EU gas storage levels have reached 83 per cent of their total capacity, well ahead of an 80 per cent target set for the end of October, raising hopes there will be sufficient supplies this winter.
But there is still pressure on politicians to find solutions to the crisis. Many businesses in energy intensive sectors such as fertiliser production and steel have already closed or reduced output, while households are having to cut back on basics such as food to afford energy bills.
What has been proposed?
The commission put forward proposals on Wednesday that included suggestions to skim off the profits of energy companies and recycle the proceeds to households and businesses, an easing of state aid rules to bail out companies hit by high energy bills, a mandatory cut to peak electricity demand and, more tentatively, a cap on the price of gas, including from Russia.

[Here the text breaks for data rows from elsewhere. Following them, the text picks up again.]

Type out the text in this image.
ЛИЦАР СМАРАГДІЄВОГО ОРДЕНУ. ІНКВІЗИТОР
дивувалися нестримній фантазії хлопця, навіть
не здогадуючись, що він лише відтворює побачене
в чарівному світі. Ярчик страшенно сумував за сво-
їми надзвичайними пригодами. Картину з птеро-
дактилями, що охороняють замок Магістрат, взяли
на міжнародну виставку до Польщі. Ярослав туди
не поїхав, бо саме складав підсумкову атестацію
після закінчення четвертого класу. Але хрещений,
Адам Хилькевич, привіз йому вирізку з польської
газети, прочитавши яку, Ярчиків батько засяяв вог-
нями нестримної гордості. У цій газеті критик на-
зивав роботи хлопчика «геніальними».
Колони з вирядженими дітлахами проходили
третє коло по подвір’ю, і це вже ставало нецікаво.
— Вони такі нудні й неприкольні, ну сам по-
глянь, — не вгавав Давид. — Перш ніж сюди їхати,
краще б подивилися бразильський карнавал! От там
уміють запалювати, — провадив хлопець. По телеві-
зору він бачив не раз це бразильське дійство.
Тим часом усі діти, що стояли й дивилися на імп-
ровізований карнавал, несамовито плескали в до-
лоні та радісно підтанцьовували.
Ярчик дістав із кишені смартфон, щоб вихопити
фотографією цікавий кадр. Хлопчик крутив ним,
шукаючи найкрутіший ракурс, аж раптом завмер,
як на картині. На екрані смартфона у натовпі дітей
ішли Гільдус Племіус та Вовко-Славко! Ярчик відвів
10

At Friday’s meeting, according to the Czechs, who hold the European Council’s rotating presidency until January, ministers agreed that Brussels should focus on four areas: reductions in peak electricity demand; windfall levies on non-gas power production; a broader gas price cap; and provision of liquidity to power producers facing increasingly high collateral demands.
Several EU capitals also called for a break in the link between gas and electricity prices. Others want to temporarily cut the cost of carbon levies that companies pay in recompense for their emissions.
How would the price caps and windfall levy work?
This is where agreement over what should be done breaks down. On gas price caps, countries including Italy, Austria and Greece are opposed to a cap only on Russian imports as they fear that Moscow would cut off the remaining supplies.
Broader consensus was found for a cap on a wider proportion of imports but whether such a cap would only be applied to pipeline gas or to all imports including liquefied natural gas was not agreed.
Denmark and the Netherlands are among the countries that are not keen on an overall cap as they fear that cutting prices would only serve to increase consumption.
“All these broad caps have the disadvantage that you disincentivise [securing] supplies from other countries,” said Hans Vijlbrief, the Dutch minister for extractive industries.
A windfall levy on the profits of non-gas power producers could be structured either as a revenue clawback or as more dynamic price limits that kick in when prices reach certain thresholds.
There is also debate over whether thresholds should be specific for each source of power generation such as coal, nuclear, wind and solar or uniformly applied, in which case more expensive fuels such as coal would be affected more.
Will the plan help consumers?
Analysts at data group Argus Insight said that while the EU’s desire to protect households from poverty was “laudable”, the “unprecedented pace of policy generation has resulted in a number of proposals that would not achieve this aim”.
Measures such as capping the price of all imported gas, for example, could prompt producers such as Algeria and Norway to cut supplies, although Norway has said it is open to the idea. That, in turn, could cause a further increase in prices, the Argus analysts argued.
But Henning Gloystein, director of energy and climate at Eurasia Group, said the combination of price caps, windfall levies and demand reduction “should actually go quite far in preventing energy costs from spiralling further”.
Riina Sikkut, Estonia’s minister of economic affairs and infrastructure, said a mandatory cut to electricity demand “offers huge potential to bring down prices but more important than compulsory saving targets is shifting consumption from peak hours to off-peak hours.”